On the 16th, I did some tweaking on OS-parameters (open files) because Nginx started to give errors.
November 18th started with 30.000 users. But then Elon shook up the Twitter community again. Apparently he fired some staff (a lot actually), and at a certain point even closed Twitter offices so staff couldn't get in anymore. This caused an even larger exodus of Twitter users who started to be concerned that Twitter would fall down. (Which I don't think it will), Thousands of new users registered every hour. Within 12 hours, user count doubled, to 62.000. I then closed registrations because I started seeing some database connection issues again.
So, finally I started to look into the database configuration (I am a database admin, so perhaps should/could have done that sooner :–) ). What I also use at work when dealing with too many connections to a Postgres database, is pgbouncer. So, I installed and configured that on the test server, and after some configuring, got it working. The next day I installed that on mastodon.world. Now that bottleneck was solved, we were ready to accept more registrations.
Because of the growth, we started getting more and more reports on content and users that violates our rules. So, between 18 and 22 November, we added 3 more moderators to the team: * @KTR (for helping moderate Spanish posts) * @Sodfabasha (for helping moderate Arabic posts) * @Paul
On November 21st, we reached 100.000 users. Growth was slowly getting less, system was stable, moderators doing an excellent job!
I was getting more and more e-mails on firstname.lastname@example.org, so I installed a ticketing system, enabling me to have some of the moderators help me reply to the mails.
November 22nd, I was interviewed by The Verge, resulting in this article.
November was over, but on December 3rd, something happened which I would like to add to this blog.
Some users reported seeing 'weird accounts' spamming the Federated timeline of our server.
They were accounts with names like
@<random string>@<random string>.activitypub-troll.cf.
The only thing they did, was post messages with 2 accounts of the same trolls.
When such post arrives at your server (because someone boosts it or follows it), the server will check the post and follow the linked accounts. On each of those linked accounts, again they will find a post with 2 accounts. And so on. On our server, already 20.000 of such accounts were known. Luckily, the server could handle that extra load. Other, large servers couldn't, and were unreachable.
When I found out what was happening, I blocked the activitypub-trolls.cf domain (which took some time because of the number of subdomains known to our server). That solved the issue.
I then posted this information to mastodon, mentioning #mastoadmin, so that other admins could take action. I also notified other admins via Matrix channels. My post was boosted 3700 times, it reached many admins.
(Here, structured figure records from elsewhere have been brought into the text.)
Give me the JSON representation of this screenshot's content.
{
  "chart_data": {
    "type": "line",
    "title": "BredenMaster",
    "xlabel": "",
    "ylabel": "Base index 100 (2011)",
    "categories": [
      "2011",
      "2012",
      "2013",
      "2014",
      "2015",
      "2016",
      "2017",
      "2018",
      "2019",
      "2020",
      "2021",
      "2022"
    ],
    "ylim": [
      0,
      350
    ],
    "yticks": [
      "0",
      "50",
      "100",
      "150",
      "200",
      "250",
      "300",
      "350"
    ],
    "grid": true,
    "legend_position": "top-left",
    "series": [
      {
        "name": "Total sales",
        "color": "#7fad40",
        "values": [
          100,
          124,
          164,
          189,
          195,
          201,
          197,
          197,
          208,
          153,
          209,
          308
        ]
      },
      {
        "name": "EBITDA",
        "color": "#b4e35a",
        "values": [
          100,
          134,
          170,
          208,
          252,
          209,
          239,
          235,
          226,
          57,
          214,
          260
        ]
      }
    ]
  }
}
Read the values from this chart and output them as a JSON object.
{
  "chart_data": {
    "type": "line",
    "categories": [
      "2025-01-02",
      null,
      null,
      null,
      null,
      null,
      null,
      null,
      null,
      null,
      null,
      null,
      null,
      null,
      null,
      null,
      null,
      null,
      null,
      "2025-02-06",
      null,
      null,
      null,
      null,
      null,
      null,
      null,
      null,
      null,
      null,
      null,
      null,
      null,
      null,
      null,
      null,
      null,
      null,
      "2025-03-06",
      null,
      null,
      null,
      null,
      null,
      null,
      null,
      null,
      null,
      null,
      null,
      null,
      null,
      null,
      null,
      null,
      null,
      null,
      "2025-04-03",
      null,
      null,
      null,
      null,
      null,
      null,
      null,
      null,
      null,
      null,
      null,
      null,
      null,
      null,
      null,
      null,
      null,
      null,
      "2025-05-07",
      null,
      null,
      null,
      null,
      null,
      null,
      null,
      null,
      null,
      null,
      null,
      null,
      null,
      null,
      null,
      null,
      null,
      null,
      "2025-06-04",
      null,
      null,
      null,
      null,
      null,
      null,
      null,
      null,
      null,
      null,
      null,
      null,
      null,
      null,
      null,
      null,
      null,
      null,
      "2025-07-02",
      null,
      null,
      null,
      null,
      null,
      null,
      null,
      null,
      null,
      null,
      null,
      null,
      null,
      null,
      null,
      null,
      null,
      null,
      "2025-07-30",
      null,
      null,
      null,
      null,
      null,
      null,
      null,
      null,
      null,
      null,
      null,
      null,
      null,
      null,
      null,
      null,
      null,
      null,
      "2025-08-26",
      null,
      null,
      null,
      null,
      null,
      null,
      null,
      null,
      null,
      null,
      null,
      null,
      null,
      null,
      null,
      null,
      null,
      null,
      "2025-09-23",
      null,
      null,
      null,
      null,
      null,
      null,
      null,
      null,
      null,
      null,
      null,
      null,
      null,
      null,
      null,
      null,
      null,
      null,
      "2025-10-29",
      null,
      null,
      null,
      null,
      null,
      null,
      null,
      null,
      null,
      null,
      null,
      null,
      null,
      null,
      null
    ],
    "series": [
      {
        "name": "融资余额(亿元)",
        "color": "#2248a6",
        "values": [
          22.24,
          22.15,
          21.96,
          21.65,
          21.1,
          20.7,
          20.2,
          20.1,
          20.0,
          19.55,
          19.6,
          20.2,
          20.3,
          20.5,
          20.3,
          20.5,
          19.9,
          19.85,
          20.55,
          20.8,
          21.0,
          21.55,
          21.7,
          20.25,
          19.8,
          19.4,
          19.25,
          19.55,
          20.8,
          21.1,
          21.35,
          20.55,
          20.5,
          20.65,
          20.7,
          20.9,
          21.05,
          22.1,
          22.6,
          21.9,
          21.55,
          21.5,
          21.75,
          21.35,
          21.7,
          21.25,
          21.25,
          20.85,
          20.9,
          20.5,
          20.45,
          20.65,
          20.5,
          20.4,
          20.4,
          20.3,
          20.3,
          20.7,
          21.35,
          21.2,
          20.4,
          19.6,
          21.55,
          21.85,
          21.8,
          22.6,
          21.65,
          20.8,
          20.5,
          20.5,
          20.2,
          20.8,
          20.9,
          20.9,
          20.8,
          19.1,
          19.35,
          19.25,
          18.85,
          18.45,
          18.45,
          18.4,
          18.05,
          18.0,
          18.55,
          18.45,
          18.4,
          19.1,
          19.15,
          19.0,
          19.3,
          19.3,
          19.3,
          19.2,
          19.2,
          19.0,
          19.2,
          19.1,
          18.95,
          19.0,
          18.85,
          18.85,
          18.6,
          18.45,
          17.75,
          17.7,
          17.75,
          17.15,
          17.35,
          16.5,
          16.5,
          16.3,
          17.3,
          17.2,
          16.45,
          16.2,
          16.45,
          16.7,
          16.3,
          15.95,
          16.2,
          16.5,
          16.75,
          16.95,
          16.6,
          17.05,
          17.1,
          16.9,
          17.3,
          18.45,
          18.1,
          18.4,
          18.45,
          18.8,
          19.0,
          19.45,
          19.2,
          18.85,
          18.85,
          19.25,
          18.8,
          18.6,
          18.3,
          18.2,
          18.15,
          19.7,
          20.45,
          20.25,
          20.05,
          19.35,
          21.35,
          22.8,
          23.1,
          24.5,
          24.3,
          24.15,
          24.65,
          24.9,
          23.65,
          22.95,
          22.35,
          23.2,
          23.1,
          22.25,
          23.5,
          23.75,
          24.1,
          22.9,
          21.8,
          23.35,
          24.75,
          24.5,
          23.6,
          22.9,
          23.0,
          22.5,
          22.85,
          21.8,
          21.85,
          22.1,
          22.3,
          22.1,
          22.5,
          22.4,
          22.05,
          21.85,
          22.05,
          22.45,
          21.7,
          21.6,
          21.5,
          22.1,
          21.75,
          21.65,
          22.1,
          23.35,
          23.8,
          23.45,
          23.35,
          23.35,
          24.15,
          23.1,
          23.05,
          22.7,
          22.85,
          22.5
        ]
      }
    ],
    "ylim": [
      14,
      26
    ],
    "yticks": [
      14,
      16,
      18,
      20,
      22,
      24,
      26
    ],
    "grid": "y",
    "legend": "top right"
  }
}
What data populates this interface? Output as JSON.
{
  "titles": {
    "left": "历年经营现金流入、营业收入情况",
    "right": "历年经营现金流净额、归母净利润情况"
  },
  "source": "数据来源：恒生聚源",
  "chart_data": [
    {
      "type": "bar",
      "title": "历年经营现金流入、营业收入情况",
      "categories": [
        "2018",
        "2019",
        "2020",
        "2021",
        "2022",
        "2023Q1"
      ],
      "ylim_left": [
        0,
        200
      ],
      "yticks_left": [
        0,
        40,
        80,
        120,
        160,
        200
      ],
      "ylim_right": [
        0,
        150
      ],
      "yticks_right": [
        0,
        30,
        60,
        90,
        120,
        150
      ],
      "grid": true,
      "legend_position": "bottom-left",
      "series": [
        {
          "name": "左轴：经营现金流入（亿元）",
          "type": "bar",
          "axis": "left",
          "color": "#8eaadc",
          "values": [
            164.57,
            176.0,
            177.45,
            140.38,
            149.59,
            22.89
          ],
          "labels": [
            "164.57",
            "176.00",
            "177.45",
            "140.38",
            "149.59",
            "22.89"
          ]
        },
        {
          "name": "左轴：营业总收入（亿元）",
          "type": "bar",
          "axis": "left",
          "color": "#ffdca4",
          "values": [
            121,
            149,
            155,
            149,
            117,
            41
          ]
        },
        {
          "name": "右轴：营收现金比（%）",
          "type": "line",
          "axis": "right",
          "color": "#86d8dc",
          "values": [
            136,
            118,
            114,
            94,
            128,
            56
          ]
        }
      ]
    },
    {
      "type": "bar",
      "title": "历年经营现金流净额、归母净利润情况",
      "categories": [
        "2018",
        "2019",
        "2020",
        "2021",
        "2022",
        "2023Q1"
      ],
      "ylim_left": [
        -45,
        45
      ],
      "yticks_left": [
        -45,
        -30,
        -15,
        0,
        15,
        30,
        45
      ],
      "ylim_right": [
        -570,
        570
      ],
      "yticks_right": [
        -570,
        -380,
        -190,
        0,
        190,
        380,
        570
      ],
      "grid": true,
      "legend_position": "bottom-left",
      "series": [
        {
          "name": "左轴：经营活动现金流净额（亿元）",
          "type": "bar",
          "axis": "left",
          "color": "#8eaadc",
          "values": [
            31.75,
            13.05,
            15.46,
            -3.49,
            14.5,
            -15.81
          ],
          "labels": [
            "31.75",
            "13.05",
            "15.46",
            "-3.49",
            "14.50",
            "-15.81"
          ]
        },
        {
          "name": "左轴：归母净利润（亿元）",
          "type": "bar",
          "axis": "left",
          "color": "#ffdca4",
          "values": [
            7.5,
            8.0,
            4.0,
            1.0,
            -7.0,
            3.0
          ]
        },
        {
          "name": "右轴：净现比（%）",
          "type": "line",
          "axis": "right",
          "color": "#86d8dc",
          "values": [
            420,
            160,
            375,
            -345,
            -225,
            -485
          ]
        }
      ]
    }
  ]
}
This has been a very stressful, but fun, and educating month. Apart from the few bad comments you get, I got many friendly messages and compliments on running this server. I met (mostly online) some new people. I am really blown away by how the moderators are doing their job, like professionals (although this is all volunteer-work!). I have had 3 interviews (last week also for the Süddeutsche Zeitung) and an interview with a student from the University of Alberta.
I did get some remarks from people that think a Mastodon server shouldn't host this many accounts. Although I agree, there was no alternative place for these new users to go to, during the peak moments. Large servers closed registrations or were down because of the influx. Many smaller servers couldn't be found because they are not on the Joinmastodon serverlist (mind you, many new users sign up via the Mastodon app, which uses this serverlist when signing up). This needs attention for the future growth of Mastodon.
There are also some follow-up tasks and questions. How do I want to scale for possible future growth? Do I want growth at all? How do I make sure there is high-availability, without performance being degraded? And so on.
In my next blog, I will talk about the cost of running this server.